Le cuivre congolais prend davantage de place sur le marché américain. D’après les données du département américain du Commerce rapportées, le jeudi 03 septembre 2026, par Reuters, les États-Unis ont importé 225 094 tonnes de cuivre raffiné et d’alliages en juillet 2026, leur niveau mensuel le plus élevé depuis le début des statistiques disponibles en 1990.

Ces importations ont progressé de 78 % par rapport à juin et de 8 % sur un an. Le Chili demeure le premier fournisseur avec 46 % des volumes. La République démocratique du Congo arrive désormais en deuxième position et représente près du quart des achats américains du mois.

La progression congolaise s’inscrit dans une tendance engagée depuis 2025. Cette année-là, les États-Unis avaient importé environ 1,63 million de tonnes de cuivre raffiné, en hausse de 81 %.

La RDC en avait fourni 187 000 tonnes, derrière les 876 000 tonnes chiliennes, mais devant le Canada et le Pérou.

Durant les sept premiers mois de 2026, les importations américaines ont atteint 1,12 million de tonnes, soit une progression de 4,2 % sur un an.

À Kinshasa, cette évolution rejoint la politique de diversification des débouchés miniers. La Cellule technique de coordination et de planification minière (CTCPM) indique que la part des ventes congolaises de cuivre orientées vers les États-Unis et l’Europe a doublé par rapport à 2025.

La Gécamines participe à cette réorientation en exerçant son droit de prélèvement sur une partie de la production des entreprises dans lesquelles l’État détient des participations. Cette mécanique permet à l’entreprise publique de commercialiser directement certains volumes et d’élargir le nombre d’acheteurs du cuivre congolais.

Le rapprochement avec Washington donne également une dimension politique et économique à cette évolution.

La RDC et les États-Unis ont conclu, en décembre 2025, un partenariat stratégique autour des minerais critiques. Depuis, plusieurs opérations impliquant des investisseurs américains ont été annoncées dans le cuivre et le cobalt.

La hausse observée aux États-Unis doit néanmoins être interprétée avec précaution. Reuters relève que les négociants ont accéléré leurs livraisons dans l’attente d’une éventuelle modification de la politique douanière américaine sur le cuivre. Les stocks accumulés sur le marché américain ont ainsi fortement augmenté.

Pour la RDC, la progression reste toutefois significative. Elle réduit progressivement la concentration géographique de ses ventes et introduit davantage de concurrence entre acheteurs.

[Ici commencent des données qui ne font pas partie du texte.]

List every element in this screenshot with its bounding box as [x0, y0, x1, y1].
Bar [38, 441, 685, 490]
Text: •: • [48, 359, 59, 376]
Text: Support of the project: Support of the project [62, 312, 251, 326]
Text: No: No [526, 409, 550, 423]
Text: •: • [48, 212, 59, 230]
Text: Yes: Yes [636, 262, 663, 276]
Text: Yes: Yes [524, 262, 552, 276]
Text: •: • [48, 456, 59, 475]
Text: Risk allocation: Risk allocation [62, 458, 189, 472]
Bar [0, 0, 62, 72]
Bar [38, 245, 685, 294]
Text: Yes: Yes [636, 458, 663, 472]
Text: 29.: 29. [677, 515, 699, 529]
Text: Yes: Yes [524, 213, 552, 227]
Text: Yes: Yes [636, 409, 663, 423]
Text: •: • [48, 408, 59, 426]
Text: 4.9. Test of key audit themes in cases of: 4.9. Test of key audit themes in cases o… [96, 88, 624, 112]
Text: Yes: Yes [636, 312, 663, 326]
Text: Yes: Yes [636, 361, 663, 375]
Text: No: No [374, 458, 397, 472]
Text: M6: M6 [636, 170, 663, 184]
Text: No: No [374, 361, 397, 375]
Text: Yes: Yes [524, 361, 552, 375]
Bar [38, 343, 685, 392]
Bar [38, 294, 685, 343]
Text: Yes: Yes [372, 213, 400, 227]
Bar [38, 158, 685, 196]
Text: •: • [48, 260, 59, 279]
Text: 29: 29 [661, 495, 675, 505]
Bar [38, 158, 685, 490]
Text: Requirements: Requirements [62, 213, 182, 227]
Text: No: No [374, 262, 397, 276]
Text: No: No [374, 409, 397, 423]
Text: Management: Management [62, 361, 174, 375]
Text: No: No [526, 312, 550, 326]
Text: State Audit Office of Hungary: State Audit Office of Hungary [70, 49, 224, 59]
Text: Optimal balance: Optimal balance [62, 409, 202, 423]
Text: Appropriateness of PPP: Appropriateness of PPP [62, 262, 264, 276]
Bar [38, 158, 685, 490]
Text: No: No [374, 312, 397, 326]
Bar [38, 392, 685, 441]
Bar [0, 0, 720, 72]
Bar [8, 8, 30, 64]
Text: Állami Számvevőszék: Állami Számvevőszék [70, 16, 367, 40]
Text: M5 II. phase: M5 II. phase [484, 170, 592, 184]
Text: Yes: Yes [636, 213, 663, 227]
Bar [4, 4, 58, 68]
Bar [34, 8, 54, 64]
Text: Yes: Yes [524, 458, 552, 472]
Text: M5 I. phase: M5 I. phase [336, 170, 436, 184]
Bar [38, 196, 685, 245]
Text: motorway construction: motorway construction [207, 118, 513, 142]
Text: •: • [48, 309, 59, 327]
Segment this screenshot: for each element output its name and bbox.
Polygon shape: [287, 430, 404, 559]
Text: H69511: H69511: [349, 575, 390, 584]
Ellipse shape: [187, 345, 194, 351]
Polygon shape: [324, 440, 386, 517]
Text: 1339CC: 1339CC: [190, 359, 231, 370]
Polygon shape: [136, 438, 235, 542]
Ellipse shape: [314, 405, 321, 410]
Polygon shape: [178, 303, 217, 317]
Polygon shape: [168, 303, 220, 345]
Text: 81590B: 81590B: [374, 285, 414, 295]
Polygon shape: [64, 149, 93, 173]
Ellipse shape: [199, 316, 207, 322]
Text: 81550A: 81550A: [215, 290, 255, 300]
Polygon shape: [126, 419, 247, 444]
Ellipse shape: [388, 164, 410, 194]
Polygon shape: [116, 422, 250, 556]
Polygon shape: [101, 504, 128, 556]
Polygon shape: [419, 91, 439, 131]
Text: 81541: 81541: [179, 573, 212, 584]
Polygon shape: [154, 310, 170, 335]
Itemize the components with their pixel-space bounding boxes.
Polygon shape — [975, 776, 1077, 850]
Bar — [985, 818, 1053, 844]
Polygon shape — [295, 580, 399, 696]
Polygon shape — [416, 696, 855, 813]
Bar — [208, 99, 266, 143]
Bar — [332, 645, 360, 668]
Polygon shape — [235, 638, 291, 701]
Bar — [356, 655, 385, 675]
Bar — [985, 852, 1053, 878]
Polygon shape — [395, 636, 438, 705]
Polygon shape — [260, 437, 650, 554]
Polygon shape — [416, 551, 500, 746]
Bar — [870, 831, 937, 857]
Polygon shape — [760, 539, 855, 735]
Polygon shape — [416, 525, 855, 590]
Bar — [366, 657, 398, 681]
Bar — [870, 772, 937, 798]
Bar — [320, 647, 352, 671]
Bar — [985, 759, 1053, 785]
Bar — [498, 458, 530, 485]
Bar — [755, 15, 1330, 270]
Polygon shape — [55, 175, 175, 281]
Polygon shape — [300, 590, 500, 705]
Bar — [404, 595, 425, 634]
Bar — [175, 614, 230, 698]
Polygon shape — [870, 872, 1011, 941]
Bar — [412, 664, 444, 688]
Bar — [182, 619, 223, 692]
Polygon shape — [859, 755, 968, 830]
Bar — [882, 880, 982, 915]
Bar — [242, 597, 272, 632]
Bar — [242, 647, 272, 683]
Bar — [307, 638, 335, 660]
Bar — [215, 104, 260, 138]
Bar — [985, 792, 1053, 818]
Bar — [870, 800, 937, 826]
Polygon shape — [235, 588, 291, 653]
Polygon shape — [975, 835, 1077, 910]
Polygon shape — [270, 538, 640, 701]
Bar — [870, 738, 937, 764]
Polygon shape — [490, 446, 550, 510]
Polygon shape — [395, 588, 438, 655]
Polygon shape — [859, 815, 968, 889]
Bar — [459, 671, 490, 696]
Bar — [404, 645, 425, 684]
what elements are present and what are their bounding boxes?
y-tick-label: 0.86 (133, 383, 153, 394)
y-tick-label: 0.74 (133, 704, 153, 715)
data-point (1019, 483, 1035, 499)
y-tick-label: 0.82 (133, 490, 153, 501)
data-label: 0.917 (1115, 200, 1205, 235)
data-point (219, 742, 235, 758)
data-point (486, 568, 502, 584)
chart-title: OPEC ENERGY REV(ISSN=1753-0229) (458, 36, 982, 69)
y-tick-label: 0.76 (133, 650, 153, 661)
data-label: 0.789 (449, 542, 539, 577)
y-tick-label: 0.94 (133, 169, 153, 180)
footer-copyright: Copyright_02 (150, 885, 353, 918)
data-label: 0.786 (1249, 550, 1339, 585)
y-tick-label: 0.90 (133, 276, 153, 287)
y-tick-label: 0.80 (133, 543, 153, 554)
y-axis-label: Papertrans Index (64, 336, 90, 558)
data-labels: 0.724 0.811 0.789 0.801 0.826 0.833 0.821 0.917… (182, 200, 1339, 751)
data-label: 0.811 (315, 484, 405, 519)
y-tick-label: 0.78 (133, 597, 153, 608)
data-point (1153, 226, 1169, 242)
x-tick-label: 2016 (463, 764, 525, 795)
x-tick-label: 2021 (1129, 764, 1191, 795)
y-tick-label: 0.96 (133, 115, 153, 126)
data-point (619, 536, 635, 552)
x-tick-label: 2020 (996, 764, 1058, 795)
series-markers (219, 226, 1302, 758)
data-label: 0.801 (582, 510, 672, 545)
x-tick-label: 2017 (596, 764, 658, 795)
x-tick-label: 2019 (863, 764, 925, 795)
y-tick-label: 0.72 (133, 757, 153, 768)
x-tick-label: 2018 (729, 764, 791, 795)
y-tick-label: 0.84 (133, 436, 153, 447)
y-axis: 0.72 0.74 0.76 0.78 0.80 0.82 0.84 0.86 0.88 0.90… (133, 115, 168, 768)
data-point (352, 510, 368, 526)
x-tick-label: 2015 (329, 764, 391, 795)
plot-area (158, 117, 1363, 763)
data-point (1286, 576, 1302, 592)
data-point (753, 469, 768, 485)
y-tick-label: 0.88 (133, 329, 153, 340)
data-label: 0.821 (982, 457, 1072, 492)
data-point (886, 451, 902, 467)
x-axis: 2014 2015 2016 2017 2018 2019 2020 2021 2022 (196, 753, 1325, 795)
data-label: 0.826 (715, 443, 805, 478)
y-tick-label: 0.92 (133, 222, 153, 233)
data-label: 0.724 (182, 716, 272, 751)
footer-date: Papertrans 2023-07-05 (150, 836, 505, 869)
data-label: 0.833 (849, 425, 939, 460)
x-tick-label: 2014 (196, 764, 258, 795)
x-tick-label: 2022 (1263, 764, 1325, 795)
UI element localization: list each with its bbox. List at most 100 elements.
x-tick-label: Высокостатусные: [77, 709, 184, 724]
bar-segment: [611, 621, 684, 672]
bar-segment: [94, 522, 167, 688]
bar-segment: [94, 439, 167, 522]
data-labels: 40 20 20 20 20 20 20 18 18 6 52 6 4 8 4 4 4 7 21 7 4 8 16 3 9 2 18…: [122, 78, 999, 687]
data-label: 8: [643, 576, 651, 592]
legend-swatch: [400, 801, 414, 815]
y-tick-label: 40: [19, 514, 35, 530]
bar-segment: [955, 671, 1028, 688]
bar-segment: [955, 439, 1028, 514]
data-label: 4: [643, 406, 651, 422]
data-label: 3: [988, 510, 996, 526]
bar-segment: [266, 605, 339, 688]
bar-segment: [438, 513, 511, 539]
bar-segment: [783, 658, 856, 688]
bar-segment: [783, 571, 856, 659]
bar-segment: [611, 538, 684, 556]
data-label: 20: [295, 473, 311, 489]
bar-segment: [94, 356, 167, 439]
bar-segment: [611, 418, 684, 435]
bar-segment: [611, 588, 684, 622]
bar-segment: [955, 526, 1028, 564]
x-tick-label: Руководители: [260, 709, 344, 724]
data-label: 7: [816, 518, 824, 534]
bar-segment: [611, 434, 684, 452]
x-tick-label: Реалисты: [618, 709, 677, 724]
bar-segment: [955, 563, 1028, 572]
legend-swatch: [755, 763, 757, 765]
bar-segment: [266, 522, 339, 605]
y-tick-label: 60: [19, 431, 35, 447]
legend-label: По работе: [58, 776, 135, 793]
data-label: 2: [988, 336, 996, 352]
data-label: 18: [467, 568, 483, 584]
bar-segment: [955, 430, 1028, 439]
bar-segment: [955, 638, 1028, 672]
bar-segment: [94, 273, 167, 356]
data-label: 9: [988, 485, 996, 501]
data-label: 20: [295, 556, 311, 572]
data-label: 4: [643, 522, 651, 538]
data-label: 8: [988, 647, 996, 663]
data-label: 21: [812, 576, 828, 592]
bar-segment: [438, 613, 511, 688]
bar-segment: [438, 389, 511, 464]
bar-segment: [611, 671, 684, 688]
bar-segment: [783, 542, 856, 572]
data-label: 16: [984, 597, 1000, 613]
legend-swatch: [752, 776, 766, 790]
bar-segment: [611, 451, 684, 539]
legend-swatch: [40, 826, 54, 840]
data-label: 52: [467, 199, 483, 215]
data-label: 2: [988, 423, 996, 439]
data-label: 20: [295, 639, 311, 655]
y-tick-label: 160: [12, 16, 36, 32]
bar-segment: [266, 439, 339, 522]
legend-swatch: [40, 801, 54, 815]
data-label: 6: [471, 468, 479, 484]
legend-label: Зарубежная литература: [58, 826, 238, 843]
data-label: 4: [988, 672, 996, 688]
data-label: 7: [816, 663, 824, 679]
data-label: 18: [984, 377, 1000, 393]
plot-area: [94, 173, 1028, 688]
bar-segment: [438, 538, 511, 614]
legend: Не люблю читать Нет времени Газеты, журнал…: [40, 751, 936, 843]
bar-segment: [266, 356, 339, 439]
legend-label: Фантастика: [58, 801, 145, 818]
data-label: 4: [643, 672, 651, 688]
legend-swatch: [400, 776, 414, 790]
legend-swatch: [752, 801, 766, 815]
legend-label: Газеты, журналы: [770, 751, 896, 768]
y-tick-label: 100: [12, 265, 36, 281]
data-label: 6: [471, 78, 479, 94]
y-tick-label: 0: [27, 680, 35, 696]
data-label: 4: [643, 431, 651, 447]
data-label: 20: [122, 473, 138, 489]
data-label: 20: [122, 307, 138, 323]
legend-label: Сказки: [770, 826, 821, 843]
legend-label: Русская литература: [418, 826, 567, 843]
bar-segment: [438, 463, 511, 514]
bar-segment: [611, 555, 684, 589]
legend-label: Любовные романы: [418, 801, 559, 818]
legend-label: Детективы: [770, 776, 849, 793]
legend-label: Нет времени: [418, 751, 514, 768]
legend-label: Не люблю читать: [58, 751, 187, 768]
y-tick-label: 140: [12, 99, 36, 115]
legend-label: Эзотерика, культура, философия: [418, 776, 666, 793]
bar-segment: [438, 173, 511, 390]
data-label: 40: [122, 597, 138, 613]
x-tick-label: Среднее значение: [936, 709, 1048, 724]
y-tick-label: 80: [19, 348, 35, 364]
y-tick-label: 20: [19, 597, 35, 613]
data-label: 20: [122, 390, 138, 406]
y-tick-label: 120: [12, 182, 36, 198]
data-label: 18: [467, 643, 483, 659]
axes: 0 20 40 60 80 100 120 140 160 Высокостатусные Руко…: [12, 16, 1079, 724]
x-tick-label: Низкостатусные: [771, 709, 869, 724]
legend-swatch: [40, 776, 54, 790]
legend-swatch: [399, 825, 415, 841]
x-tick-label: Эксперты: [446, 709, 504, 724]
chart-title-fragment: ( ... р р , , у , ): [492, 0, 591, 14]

Pour les spécialistes du secteur minier, la prochaine étape se situe moins dans la seule augmentation des tonnages que dans les conditions commerciales obtenues par le pays. Diversifier les marchés peut améliorer le pouvoir de négociation de Kinshasa, à condition que cette ouverture se traduise par de meilleurs prix, une commercialisation plus transparente et davantage de valeur conservée dans l’économie congolaise.

Le marché américain offre ainsi un débouché supplémentaire au premier produit d’exportation de la RDC.

Le véritable gain économique se mesurera dans la capacité du pays à convertir cette nouvelle concurrence autour de son cuivre en recettes, investissements et transformation locale.